Five years ago last month a slender, waxen-faced woman of 45 lay ill with pleurisy in a hotel room in The Hague. A sedative had been given to spare her pain. Quietly, as if entranced, she spoke to her maid: "Marguerite! My swan costume!" As if she were hearing an unseen orchestra, Anna Pavlova lifted her arms, fluttered her hands. "Play that last measure softly," she murmured. And before the world realized that she was seriously ill the great Russian dancer was dead.
Few who saw Pavlova have been able to forget her impersonation of the swan, a creature who first hovered lightly on her toes, typified all Death when she crumpled to the floor in a motionless mound of tarlatan and feathers. Last week at the Regal Theatre in London Pavlova danced again, in a series of cinema films linked together and called The Immortal Swan. Producer was her husband, Victor Dandre, who was releasing the pictures for the first time to raise funds for a Pavlova Memorial Fountain to be executed by Swedish Sculptor Carl Milles on a site already approved in London's Regent Park.

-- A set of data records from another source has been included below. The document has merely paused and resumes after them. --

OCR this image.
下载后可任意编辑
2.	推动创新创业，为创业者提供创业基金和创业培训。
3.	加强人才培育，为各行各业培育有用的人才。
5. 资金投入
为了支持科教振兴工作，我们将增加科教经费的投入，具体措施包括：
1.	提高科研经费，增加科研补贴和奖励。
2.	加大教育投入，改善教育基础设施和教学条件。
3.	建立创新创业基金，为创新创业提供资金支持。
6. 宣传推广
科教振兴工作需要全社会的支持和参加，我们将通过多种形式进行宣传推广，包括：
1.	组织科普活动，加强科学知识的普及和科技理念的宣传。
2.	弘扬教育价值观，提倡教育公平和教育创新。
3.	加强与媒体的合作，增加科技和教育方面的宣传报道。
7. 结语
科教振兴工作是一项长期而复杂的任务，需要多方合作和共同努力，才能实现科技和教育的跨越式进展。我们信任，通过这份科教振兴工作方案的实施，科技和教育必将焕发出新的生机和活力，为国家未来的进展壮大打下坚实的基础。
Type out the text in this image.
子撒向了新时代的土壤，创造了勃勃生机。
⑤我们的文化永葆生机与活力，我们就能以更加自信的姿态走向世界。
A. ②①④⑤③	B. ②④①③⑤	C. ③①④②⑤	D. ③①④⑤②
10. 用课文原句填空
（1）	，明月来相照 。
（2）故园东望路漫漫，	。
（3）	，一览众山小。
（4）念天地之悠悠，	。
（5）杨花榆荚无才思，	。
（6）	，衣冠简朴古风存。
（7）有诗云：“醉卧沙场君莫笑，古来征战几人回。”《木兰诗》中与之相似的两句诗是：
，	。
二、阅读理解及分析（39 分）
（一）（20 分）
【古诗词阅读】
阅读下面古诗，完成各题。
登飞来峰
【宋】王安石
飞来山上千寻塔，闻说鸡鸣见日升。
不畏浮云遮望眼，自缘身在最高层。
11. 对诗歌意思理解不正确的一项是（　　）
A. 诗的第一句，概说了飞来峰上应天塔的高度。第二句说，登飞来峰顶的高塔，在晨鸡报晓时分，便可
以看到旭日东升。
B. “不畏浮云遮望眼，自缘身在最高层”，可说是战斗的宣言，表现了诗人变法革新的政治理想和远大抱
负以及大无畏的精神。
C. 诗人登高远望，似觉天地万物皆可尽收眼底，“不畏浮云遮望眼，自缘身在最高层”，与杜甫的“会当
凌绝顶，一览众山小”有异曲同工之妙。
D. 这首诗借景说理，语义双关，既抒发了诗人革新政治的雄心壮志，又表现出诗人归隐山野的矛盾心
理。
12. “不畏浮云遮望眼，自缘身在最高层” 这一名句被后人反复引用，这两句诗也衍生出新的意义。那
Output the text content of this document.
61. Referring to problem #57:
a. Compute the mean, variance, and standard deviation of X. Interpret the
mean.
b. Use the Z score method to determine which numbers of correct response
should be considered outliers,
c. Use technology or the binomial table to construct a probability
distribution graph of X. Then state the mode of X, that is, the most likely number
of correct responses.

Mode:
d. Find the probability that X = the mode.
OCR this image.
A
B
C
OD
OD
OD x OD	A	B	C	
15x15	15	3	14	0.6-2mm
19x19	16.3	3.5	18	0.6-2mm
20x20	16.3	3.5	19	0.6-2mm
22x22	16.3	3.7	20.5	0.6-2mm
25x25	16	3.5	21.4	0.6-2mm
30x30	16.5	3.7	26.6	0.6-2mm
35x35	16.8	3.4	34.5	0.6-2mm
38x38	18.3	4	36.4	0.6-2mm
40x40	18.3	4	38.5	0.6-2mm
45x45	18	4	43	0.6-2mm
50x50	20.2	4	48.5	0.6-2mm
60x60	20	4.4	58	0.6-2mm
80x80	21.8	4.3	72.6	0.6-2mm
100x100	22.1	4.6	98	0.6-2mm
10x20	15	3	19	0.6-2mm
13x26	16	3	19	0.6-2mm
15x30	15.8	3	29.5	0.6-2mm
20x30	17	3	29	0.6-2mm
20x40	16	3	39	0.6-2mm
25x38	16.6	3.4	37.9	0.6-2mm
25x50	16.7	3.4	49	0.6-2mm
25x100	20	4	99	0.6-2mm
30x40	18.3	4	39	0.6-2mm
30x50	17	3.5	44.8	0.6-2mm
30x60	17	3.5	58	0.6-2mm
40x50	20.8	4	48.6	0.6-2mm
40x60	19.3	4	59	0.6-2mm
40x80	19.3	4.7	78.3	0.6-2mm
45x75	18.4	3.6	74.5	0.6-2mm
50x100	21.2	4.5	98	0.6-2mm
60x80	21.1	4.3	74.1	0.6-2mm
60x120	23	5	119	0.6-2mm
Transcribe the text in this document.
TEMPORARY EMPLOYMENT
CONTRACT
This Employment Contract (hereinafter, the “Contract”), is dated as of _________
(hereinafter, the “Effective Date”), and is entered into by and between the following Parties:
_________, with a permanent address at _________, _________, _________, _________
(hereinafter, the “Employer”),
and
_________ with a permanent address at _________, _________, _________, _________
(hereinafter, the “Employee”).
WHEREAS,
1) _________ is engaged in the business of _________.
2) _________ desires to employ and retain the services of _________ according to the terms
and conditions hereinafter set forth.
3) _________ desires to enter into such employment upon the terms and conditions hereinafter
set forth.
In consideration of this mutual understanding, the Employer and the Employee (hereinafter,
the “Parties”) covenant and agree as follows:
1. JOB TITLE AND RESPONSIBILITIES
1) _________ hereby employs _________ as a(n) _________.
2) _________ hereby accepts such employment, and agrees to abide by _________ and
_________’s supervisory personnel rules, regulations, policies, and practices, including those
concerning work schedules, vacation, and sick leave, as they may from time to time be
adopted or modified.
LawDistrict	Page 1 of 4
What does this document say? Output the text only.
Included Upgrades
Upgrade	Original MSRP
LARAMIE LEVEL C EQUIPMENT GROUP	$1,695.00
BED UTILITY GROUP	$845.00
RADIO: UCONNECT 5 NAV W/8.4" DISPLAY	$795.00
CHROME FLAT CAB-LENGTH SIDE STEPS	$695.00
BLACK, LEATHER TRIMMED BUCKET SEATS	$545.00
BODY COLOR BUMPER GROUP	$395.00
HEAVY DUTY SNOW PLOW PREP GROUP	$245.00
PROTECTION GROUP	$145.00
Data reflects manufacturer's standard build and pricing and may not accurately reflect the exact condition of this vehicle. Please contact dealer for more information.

The audience sat reverently quiet through the showing of two full-length ballets, eleven solos. Music was played by the London Symphony, conducted by Vladimir Launitz, onetime Russian aviator, who once was Pavlova's musical director. Effects on the screen were sometimes hazy. Many of the pictures had been taken in 1923, some in South America, some in Australia. But it was still possible to marvel at the dancer's incomparable grace, that ethereal quality which made it seem as if she floated through air.
Most effective was the Swan Dance, filmed by Douglas Fairbanks and Mary Pickford when Pavlova visited them in Hollywood in 1930, a few months before her death. Strangest shot was one taken by Dandre in Pavlova's garden in Hampstead which showed her in a simple gingham dress, stretched out on the flagstones beside a pool and talking to a pet swan. Dandre hid behind a bush to take the picture with a small sound camera, recorded his wife's curious, high-pitched voice as she called: "Come on, Jack, come Jacko, oh darling." Members of the audience who knew Pavlova regretted the intimate scene. The dancer allowed no intrusion into her private life, kept her marriage secret for 17 years.